Anna Shahnazaryan, Tigran Khachatryan, Lara Aharonian, lucine talalyan, Lala Aslikyan, Are՛ Martirossian, Olya Azatyan, Sevan Petrossian and others, Fountain Action. Police threaten Citizen with Psychiatric Ward, 2016, 9’31’’
In Armenia, a person can be forcibly checked into a psychiatric hospital by a police officer’s decision. One widely covered incident occurred in 2016, when a woman was forcefully taken out of the empty fountain at Yerevan’s Republic Square and delivered by an ambulance to the Nubarashen psychiatric ward. Next week another woman repeated the action, and once again, police were quick to threaten to hospitalize her, but changed their tune after making a few phone calls. This short film documents this second repetition, or re-enactment of the incident.
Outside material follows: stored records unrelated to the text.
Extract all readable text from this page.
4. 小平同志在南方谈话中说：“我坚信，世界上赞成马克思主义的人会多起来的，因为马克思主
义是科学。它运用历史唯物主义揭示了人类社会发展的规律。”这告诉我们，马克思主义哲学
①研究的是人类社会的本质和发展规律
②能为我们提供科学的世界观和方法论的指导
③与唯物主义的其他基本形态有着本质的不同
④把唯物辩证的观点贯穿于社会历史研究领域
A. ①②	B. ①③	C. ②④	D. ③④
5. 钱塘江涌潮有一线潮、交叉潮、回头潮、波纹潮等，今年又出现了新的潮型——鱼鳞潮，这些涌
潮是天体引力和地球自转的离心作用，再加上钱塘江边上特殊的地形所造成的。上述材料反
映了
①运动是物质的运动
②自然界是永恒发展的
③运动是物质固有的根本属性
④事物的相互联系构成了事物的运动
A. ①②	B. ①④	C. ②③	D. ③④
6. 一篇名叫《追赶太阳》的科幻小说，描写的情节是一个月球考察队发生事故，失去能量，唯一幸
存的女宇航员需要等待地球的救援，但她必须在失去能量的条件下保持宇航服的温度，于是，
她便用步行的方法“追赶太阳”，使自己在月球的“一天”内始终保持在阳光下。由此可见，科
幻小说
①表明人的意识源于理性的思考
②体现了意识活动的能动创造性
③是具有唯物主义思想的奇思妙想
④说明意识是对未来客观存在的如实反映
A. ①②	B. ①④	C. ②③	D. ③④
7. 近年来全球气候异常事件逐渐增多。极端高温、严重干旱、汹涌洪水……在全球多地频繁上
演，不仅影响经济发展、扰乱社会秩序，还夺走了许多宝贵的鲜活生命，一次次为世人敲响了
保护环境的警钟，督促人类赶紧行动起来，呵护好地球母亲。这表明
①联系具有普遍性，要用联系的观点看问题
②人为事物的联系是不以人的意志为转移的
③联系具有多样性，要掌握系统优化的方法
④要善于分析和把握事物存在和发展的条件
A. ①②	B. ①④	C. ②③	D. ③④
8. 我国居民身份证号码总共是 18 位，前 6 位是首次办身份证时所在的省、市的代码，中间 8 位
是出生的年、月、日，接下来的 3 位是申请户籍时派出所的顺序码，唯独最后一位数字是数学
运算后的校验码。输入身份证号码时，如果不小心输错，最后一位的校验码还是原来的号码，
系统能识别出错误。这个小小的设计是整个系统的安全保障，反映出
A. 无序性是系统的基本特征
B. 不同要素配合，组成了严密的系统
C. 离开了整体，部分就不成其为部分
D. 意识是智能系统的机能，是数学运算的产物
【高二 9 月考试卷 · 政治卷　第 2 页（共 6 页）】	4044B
At around 11 am Tuesday, a woman got into a non-functioning fountain at Republic Square and sat in it silently. She refused to answer the questions of armed police officers who had arrived at the scene shortly after and was soon dragged out of the fountain by force. Eyewitnesses demanded that the officers did not touch and did not use force against the peacefully sitting woman, to which the police countered by saying that “it’s for us to decide; the citizen has to be taken to a psychiatric hospital.”
Katipa Apai and krёlex zentre, Pearlshower Ceremonial Event, 2017, 11’40’’
This is a video document of a clandestine queer ceremony that took place in Almaty on the premises of a self-organized parainstitution called ‘Katipa Apai Temple of Arts’. The venue was a rooftop of a nine storey residential building that was squatted by Katipa Apai and her friends and functioned as an improvised community center during 2012—2022. The Ceremonial Event was a unique collaborative endeavor initiated by krelex zentre in cooperation with Katipa and Mandy Romero (https://mandyromero.net), a creative artist and transgender provocateur working across continents and round the world. The gathering was timed to coincide with the Persieds meteor shower (the so called ‘pearlshower’) — a cosmic event which symbolized carnal fertilizing bonds between Earth and Heaven — and was subtitled as ‘Cosmic Wedding of Everyone and Everyone Else’. In the city lacking safe spaces for gender non-conforming people, a rooftop curated by Katipa Apai served as a dynamic albeit semi-secret community center for a small queer artistic circle in Almaty. The Ceremonial Event was designed and implemented as a pseudo-traditional ritual made by those who felt excluded from any kind of traditional culture.